Back to all posts

How to Plan a Route from a Google Maps List

You saved the places, now put them in order. Turn a Google Maps list into a visiting order with directions links, Waze links and a printable run sheet.

July 4, 2026

β€’

6 min read

You saved a pile of places in Google Maps, and now you want to visit them in a sensible order without re-typing every address. Google Maps lets you save a list, but it will not turn that list into a route. The new route planner in Takeout Tools does exactly that: you give it your places, and it gives you back a visiting order you can drive on your phone.

This guide walks you through it, and it is honest about what the tool does and does not do.

What the Route Planner Does

You start with a set of saved places and you end with an order to visit them in. That is the job.

The route planner takes your places and works out a sensible visiting order. From that order it gives you:

  • A Google Maps directions link for the drive, split into legs when you have more than 10 stops
  • A Waze link for each stop, since Waze handles one destination at a time
  • A printable run sheet with a QR code for every stop
  • The option to regenerate the order from a start point you choose, or as a round trip

It is a visiting order, not a traffic-optimised route. More on that limit below, because it matters.

How to Use It

You can feed the planner in two ways. Pick whichever matches where your places already live.

Paste a Shared Google Maps List

If your places are in a Google Maps list, share the list and copy the link. Paste that link into the route planner and it pulls the places in, ready to order. This is the quickest path if you have not used Takeout Tools before.

Pick Places You Have Already Processed

If you have already processed places in Takeout Tools, you do not need to paste anything. Open the route planner and pick from the places already in your account. Select the ones you want on this run and build the order from there.

Either way, the next step is the same: you get a visiting order, a set of navigation links, and a run sheet.

Getting Past the 10-Stop Limit

Google Maps caps a single route at 10 stops. If your run has more than that, one directions link cannot hold it.

The route planner handles this by splitting a long run into legs. Each leg holds 11 stops, and the legs overlap, so the last stop of one leg is the first stop of the next. You open the legs one after another and the drive stays continuous.

We wrote a full explainer on why the cap exists and how the workaround holds together. If you want the detail, read how to route more than 10 stops in Google Maps.

Taking It to Waze and Offline Apps

Google Maps is not the only place to drive your order.

Waze navigates to one destination at a time, so the planner gives you a separate Waze link for each stop. If Waze is your usual app, our guide on moving Google Maps saved places to Waze covers the wider workflow.

If you use an offline app such as Organic Maps, OsmAnd or a Garmin device, you will want your places as a GPX file. Our Google Maps saved places to GPX guide shows how to get there, so you can carry the whole run without a signal.

The Printable Run Sheet

Some runs are easier on paper. The run sheet prints your stops in order, with a QR code beside each one.

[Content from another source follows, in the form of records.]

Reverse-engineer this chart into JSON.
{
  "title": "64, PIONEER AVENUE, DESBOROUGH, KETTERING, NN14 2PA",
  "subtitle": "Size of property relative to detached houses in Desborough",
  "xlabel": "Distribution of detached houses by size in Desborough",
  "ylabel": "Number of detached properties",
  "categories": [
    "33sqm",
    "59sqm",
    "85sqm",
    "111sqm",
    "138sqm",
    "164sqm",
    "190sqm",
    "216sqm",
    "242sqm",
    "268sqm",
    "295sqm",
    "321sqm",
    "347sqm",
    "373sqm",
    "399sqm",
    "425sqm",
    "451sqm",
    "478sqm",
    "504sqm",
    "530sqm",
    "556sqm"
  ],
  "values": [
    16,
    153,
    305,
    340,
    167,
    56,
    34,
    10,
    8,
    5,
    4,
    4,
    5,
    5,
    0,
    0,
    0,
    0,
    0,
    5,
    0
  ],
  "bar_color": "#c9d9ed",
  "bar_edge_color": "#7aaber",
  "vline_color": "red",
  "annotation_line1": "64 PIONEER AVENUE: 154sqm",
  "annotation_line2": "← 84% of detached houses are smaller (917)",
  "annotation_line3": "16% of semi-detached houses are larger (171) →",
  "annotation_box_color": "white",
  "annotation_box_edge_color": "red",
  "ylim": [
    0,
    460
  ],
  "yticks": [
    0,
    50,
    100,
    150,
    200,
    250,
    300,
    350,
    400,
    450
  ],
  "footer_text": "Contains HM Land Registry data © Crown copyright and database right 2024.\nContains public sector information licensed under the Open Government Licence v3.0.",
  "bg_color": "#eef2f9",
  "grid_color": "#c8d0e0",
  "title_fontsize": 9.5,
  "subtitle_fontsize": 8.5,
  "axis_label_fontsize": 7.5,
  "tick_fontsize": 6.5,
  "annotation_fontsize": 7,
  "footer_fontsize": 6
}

You scan a code and it opens that stop on your phone, so you get the order on the page and the navigation in your hand. It suits a driver working through a list, or anyone who would rather glance at a sheet than scroll a screen.

Honest Limits

You should know these before you rely on the tool.

  • It is a visiting order, not the fastest route. The planner gives you a sensible order to visit your places. It does not read live traffic, and it does not follow the road network to find the shortest drive time. If you need true drive-time optimisation across a fleet, that is a different kind of tool.
  • Google Maps in a mobile browser honours only 3 stops. Open the directions links in the Google Maps app, not a phone browser tab, or the extra stops drop off. On the desktop the browser handles the full leg.
  • The free tier covers a limited number of places. Processing places uses row credits, so a large run may need more than the free allowance. You can see how many places a run will use before you commit.
  • Locked shared-list places are excluded. If some places in a shared list are locked until you unlock them, they stay out of the order until they are unlocked.

None of these stop the tool being useful. They just set the right expectation, which beats a surprise on the road.